The attorney general has also justified his lack of progress in investigating Soeharto by citing the lack of proof, using the analogy of a chicken thief. "If a chicken thief has no chicken in his possession, how can I prove he is a chicken thief?" Suppose my pembantu (maid) sees me slip a live chicken into my bag at the market, sees me bring it home, then under my instructions makes a nice chicken curry. After dinner Mr. Ghalib knocks on my door to say that people are accusing me of stealing a chicken. "Be my guest," I say. "Investigate. I don't have any live chickens in my house. You can check it out." Is there no proof to be had, simply because one piece of evidence is apparently gone? What about a witness -- my pembantu? What about circumstantial evidence -- I had a chicken in my curry and no receipts for any purchases of any chicken in the last month? Contrary to what the television shows suggest, circumstantial evidence does have probative value in courts of law. Surely an attorney general has more legal competence and perseverance than this, and will not be deterred from prosecuting a crime just because the most obvious piece of evidence is no longer available. This chicken-thief analogy is so demonstrably feeble that it is insulting to the community. If Mr. Ghalib's son were the one kidnapped and tortured, or his daughter the one raped, or if it had been his life's savings wiped out in a bank liquidated because of a Soeharto crony's corruption, or his parents the ones left hungry because they could not buy rice, would Mr. Ghalib be so woefully ineffectual in seeking proof to aid in the prosecution of the likely suspects, just because the evidence did not fall into place easily and perfectly?
Mr. Ghalib seems satisfied that because Soeharto has no cash box with hundreds of billions of rupiah, there is no proof of unlawful enrichment.
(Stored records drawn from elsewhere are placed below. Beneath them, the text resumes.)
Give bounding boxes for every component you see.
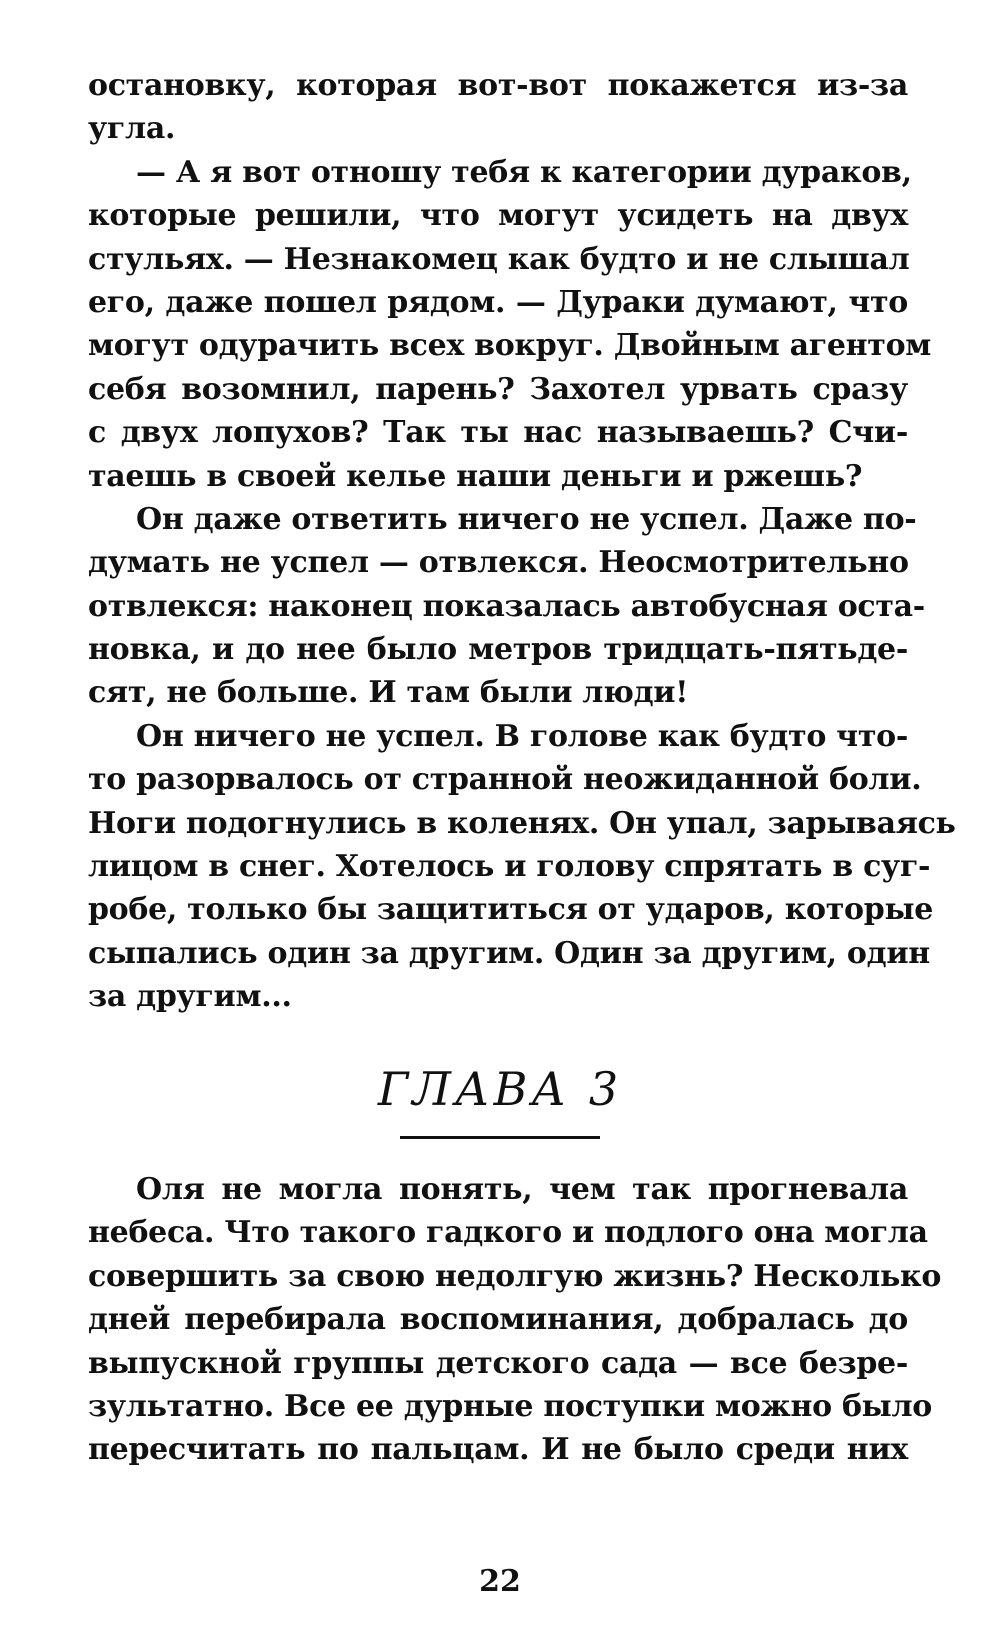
text-line: отвлекся: наконец показалась автобусная оста- bbox=[88, 588, 925, 624]
text-line: могут одурачить всех вокруг. Двойным агентом bbox=[88, 328, 932, 364]
text-line: угла. bbox=[88, 111, 176, 147]
text-line: думать не успел — отвлекся. Неосмотрительно bbox=[88, 545, 909, 581]
body-text-bottom bbox=[88, 1168, 942, 1472]
text-line: новка, и до нее было метров тридцать-пятьде- bbox=[88, 632, 908, 668]
text-line: остановку, которая вот-вот покажется из-за bbox=[88, 68, 908, 103]
text-line: робе, только бы защититься от ударов, которые bbox=[88, 892, 934, 928]
text-line: Ноги подогнулись в коленях. Он упал, зарываясь bbox=[88, 805, 956, 841]
text-line: с двух лопухов? Так ты нас называешь? Счи- bbox=[88, 415, 908, 451]
chapter-divider bbox=[400, 1136, 600, 1139]
text-line: за другим... bbox=[88, 979, 292, 1015]
body-text-top bbox=[88, 64, 956, 1019]
text-line: которые решили, что могут усидеть на двух bbox=[88, 198, 908, 234]
page-number: 22 bbox=[479, 1564, 521, 1599]
text-line: Он ничего не успел. В голове как будто что- bbox=[136, 718, 908, 754]
text-line: пересчитать по пальцам. И не было среди них bbox=[88, 1432, 908, 1468]
text-line: небеса. Что такого гадкого и подлого она могла bbox=[88, 1215, 928, 1251]
text-line: сят, не больше. И там были люди! bbox=[88, 675, 689, 711]
text-line: — А я вот отношу тебя к категории дураков, bbox=[136, 154, 912, 190]
text-line: стульях. — Незнакомец как будто и не слышал bbox=[88, 241, 910, 277]
text-line: дней перебирала воспоминания, добралась до bbox=[88, 1302, 908, 1338]
text-line: зультатно. Все ее дурные поступки можно было bbox=[88, 1388, 933, 1424]
text-line: выпускной группы детского сада — все безре- bbox=[88, 1345, 908, 1381]
text-line: совершить за свою недолгую жизнь? Несколько bbox=[88, 1258, 942, 1294]
text-line: его, даже пошел рядом. — Дураки думают, что bbox=[88, 284, 908, 320]
text-line: лицом в снег. Хотелось и голову спрятать в суг- bbox=[88, 849, 931, 885]
text-line: сыпались один за другим. Один за другим, один bbox=[88, 935, 930, 971]
text-line: Он даже ответить ничего не успел. Даже по- bbox=[136, 501, 917, 537]
text-line: Оля не могла понять, чем так прогневала bbox=[136, 1172, 908, 1207]
text-line: то разорвалось от странной неожиданной боли. bbox=[88, 762, 922, 798]
text-line: себя возомнил, парень? Захотел урвать сразу bbox=[88, 371, 908, 407]
chapter-title: ГЛАВА 3 bbox=[377, 1062, 623, 1116]
text-line: таешь в своей келье наши деньги и ржешь? bbox=[88, 458, 863, 494]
Well where did the money for the parrot and the Harley Davidsons and the homes and the children's initial business capital and their sports cars and their homes and everything else, even their charitable donations -- where did his and his children's money come from? It could not all have been bankrolled by the presidential salary, this we know. And it did not come from a family inheritance; Soeharto always acknowledged his very simple background. Soeharto did not bring wealth to the presidency; he and his children accumulated it in his 32 years in office. How, Mr. Ghalib? Gifts? Will those who gave so generously please step forward and tell how much you gave and what you got in return, from Sigit and Tutut and Bambang and Tommy and their father?
Failing to consider the breadth of laws at his disposal; deterred by reliance on the wrong legal principle; reluctant to pursue alternate forms of evidence: Mr. Ghalib may be too much like those blinded by the emperor's mythical might. Mr. Ghalib seems to be waiting for a Soeharto confession. If Soeharto will not cooperate by unburdening his conscience, will no one else finally redeem the situation and tell Mr. Ghalib what presidential misdeeds you saw or knew of or participated in?